SPIEGEL: War die Begrenzung des Krieges auf Afghanistan ein Kompromiss, um die Koalition nicht zu gefährden? Hatten die Vereinigten Staaten die Absicht, in mehreren Ländern gleichzeitig zuzuschlagen?

Perle: Diese Möglichkeit bestand, und wir hätten auch genügend Rückhalt für diese weiter gefasste Strategie gefunden. Am 11. September hat Amerika einen Angriff erlitten. Psychologisch und moralisch mag sich die gesamte westliche Welt angegriffen fühlen, physisch aber hat Amerika einen schweren Schlag hinnehmen müssen. Wir, und wir alleine, müssen deshalb die Verantwortung für unsere Verteidigung übernehmen. So willkommen Verbündete in so einer Situation sein mögen - wir wären Tölpel, wenn wir die Entscheidung zum Kampf gegen den Terrorismus und die Strategie dafür anderen überließen.

SPIEGEL: Was ist die Wurzel allen Übels, der Irak?

Perle: Das Regime Saddam Husseins hat Hunderttausende getötet, es hat Giftgas eingesetzt. Saddam selbst hat viele Menschen mit seinen eigenen Händen ermordet. Eine üblere Figur als ihn kann ich mir schwer vorstellen.

SPIEGEL: Für die Kriegsstrategie spielte 1991 auch eine Rolle, dass das Land ohne Saddam hätte zerfallen können. Wollen die Vereinigten Staaten jetzt nachholen, was damals unterblieb?

Perle: Wenn Saddam Hussein nicht besiegt würde, wäre der Kampf gegen den internationalen Terrorismus ein Fehlschlag. Ich kann mir nicht vorstellen, dass wir sein Regime bestehen lassen.
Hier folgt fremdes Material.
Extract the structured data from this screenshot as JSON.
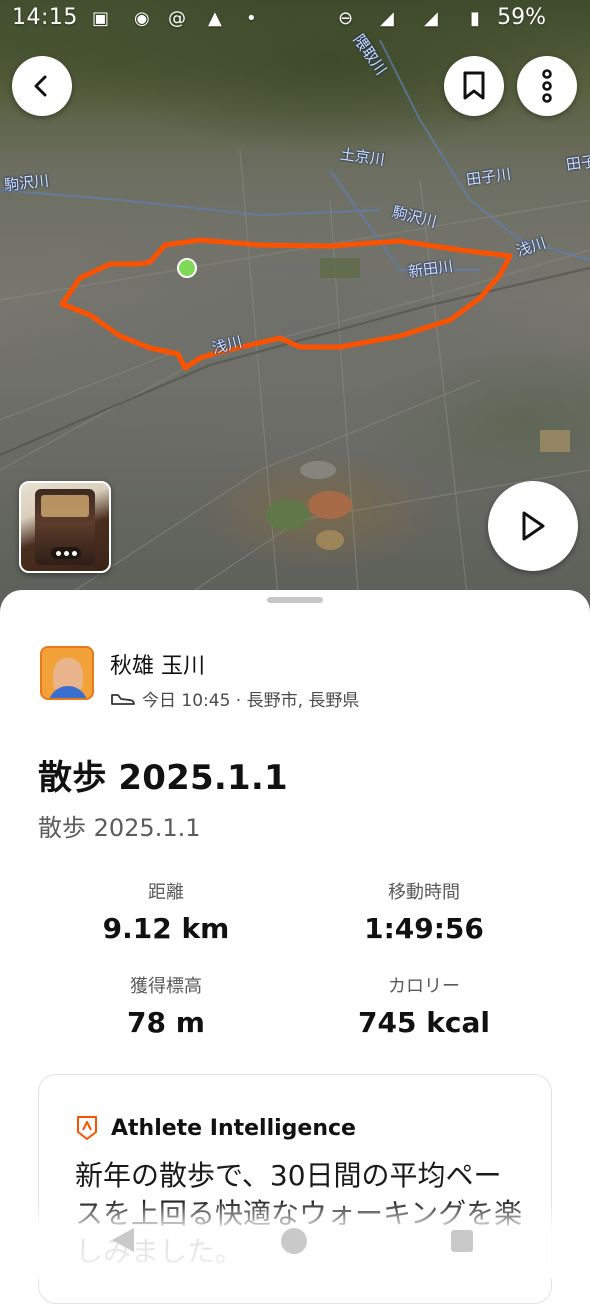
{
  "status_bar": {
    "time": "14:15",
    "battery": "59%"
  },
  "map": {
    "labels": {
      "kumotori": "隈取川",
      "jokyo": "土京川",
      "komazawa_left": "駒沢川",
      "komazawa_mid": "駒沢川",
      "tagoi": "田子川",
      "tagoi_right": "田子",
      "asakawa_right": "浅川",
      "shindenkawa": "新田川",
      "asakawa_bottom": "浅川"
    },
    "route_color": "#fc5200",
    "marker_color": "#7ed957"
  },
  "athlete": {
    "name": "秋雄 玉川",
    "meta": "今日 10:45 · 長野市, 長野県"
  },
  "activity": {
    "title": "散歩 2025.1.1",
    "description": "散歩 2025.1.1"
  },
  "stats": {
    "distance": {
      "label": "距離",
      "value": "9.12 km"
    },
    "moving_time": {
      "label": "移動時間",
      "value": "1:49:56"
    },
    "elevation": {
      "label": "獲得標高",
      "value": "78 m"
    },
    "calories": {
      "label": "カロリー",
      "value": "745 kcal"
    }
  },
  "athlete_intelligence": {
    "title": "Athlete Intelligence",
    "body": "新年の散歩で、30日間の平均ペースを上回る快適なウォーキングを楽しみました。"
  },
  "colors": {
    "accent": "#fc5200"
  }
}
SPIEGEL: Haben Sie Hinweise auf eine Zusammenarbeit zwischen Bin Laden und dem Irak? Einer der mutmaßlichen Attentäter vom 11. September, Mohammed Atta, soll irakische Geheimdienstagenten in Prag getroffen haben.

Perle: Das ist schon Beweis genug, aber es gibt jenseits der Prager Treffen weitere Beweise. Wir wissen, dass der Irak viele Terroristen aus unterschiedlichen Ländern ausgebildet hat, wozu die Entführung von Flugzeugen gehört, die an Attrappen geübt wird. Es gibt berechtigte Sorge, dass Saddam, der im Besitz von Milzbranderregern und anderen biologischen Waffen ist, die Terroristen aus seinen Beständen versorgt hat. Wir wissen, dass er den damaligen Präsidenten George Bush Senior umbringen wollte. Es gibt keinen Zweifel daran, dass Saddam eine große Gefahr darstellt.

SPIEGEL: Wenn die Anthrax-Briefe tatsächlich von Terroristen verschickt worden sein sollten, bedeutet das, dass sie bisher immer einen Schritt voraus waren. Während die US-Regierung nach dem 11. September noch über schärfere Kontrollen auf den Flughäfen nachdachte, bereiteten sie schon den nächsten Eskalationsschritt vor.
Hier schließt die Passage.